Atualizado: 28 de ago. de 2024

Uma análise do impacto do guarda-roupa de Carrie Bradshaw nas tendências de moda.


Sarah Jessica Parker como Carrie Bradshaw em "Sex and the City." Foto: Everett Collection

Quem não adora um look mismatched e com personalidade hoje em dia? Seja mesclando estampas, estilos, texturas, cores ou até mesmo estações, combinar peças que aparentemente não combinam entre si é o que faz um outfit interessante e único atualmente. Uma camiseta polo listrada combinada com uma saia de estampa de oncinha e um tênis esportivo seria o terror da maioria das millennials em 2010, mas se você tem usado o TikTok ao longo dos últimos meses, deve ter se deparado com tendências como o estilo das “Portuguese Girlies” ou botas de cowboy usadas com roupas nem um pouco Western.

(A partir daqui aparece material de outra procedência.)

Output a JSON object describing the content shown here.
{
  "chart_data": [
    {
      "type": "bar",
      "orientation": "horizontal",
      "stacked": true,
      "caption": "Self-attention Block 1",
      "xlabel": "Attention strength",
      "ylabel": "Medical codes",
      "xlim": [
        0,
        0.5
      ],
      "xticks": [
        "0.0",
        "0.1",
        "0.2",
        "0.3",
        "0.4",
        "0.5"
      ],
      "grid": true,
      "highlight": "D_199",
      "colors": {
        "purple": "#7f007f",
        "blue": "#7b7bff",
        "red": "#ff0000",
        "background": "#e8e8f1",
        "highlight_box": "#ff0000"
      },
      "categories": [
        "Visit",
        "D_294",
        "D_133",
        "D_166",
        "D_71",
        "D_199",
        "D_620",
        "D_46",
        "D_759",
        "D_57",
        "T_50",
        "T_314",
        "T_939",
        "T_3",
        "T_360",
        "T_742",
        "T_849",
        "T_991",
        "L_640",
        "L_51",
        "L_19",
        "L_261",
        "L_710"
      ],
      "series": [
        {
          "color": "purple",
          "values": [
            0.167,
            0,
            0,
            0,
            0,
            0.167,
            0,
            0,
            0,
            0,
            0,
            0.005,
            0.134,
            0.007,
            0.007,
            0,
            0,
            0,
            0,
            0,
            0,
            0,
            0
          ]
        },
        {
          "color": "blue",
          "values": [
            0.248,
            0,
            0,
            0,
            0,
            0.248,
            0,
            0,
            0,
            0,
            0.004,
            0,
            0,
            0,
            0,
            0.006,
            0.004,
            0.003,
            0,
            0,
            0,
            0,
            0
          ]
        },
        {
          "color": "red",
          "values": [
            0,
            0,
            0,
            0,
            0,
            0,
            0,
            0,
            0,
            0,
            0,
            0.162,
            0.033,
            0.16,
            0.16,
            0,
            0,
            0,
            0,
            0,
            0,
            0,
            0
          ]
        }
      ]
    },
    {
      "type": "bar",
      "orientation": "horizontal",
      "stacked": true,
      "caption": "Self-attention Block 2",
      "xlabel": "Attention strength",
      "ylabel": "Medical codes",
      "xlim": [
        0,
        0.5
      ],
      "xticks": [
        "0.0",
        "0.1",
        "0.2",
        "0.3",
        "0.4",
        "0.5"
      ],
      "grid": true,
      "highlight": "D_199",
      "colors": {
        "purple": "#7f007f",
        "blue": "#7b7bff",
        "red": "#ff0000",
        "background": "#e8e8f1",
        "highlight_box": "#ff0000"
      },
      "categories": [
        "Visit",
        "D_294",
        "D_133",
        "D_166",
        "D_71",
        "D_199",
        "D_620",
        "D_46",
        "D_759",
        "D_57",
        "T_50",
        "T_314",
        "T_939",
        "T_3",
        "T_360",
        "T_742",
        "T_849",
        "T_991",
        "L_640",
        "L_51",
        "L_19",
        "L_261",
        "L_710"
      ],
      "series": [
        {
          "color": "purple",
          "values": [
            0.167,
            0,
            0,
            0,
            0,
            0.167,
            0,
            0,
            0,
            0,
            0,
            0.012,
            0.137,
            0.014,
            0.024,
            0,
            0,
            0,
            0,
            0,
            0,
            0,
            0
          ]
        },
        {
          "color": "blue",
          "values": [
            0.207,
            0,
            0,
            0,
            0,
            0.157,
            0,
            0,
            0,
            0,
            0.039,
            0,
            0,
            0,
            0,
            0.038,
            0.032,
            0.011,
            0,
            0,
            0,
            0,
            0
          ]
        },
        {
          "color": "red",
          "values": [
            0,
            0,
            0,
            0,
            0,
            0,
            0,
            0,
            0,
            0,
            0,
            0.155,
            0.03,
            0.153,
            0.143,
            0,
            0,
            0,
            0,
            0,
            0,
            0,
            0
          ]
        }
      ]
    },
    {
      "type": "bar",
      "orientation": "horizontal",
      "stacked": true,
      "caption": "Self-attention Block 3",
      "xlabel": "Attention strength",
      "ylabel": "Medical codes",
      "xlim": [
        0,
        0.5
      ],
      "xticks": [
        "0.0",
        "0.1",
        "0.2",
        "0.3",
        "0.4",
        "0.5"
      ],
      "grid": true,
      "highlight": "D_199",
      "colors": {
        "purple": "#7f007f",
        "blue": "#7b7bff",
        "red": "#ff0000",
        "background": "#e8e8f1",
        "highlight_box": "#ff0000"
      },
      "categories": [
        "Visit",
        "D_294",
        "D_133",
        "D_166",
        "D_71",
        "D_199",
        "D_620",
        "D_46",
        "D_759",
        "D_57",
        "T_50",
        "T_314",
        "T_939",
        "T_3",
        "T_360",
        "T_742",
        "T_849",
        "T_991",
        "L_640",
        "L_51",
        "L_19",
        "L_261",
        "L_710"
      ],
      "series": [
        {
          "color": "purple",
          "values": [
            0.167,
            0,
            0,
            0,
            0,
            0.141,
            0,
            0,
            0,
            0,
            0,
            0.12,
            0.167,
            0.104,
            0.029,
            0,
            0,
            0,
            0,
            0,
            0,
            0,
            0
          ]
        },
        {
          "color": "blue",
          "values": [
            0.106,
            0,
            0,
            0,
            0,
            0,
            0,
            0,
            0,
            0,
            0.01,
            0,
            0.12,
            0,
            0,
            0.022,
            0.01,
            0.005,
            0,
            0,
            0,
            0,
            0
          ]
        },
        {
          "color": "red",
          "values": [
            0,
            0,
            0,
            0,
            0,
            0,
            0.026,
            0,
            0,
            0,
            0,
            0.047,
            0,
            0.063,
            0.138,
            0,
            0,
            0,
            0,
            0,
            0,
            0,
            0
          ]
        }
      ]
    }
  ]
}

É inegável, a mentalidade atual durante o processo de se vestir é: quanto menos combinar, melhor.

Esse conceito de combinar peças aparentemente incompatíveis tem raízes profundas na moda e é algo que Carrie Bradshaw, a protagonista de “Sex and the City”, exemplificou como ninguém. Quando se fala em moda nos anos 90 e 2000 é difícil não pensar no fenômeno de audiência que foi a série da HBO. O que é mais icônico do que a história de quatro amigas vivendo fabulosamente em Nova Iorque por mais de duas décadas? A glamurosa e excêntrica Samantha Jones e o sonhado guarda-roupa de Carrie Bradshaw. Por mais que Samantha tenha influenciado diversas mulheres com sua confiança e atitude, o figurino de Carrie é tão icônico que lançou tendências que ainda reverberam nos dias de hoje. Conhecida por seus looks ousados e com personalidade, o estilo de Carrie não só impactou a moda da época, mas continua a inspirar novos estilos e abordagens, com muitos dizendo até que ela pode ter sido a “influenciadora original”.


“Depois de assistir Sex and the City, eu pensei ‘Nossa, eu posso totalmente criar camadas com quantas peças eu quiser e transformar um top tubinho em uma saia.’ [...] Eu definitivamente tirei inspirações da personagem.”  - Rachel Bilson, estrela de “The OC”, em entrevista para a People TV.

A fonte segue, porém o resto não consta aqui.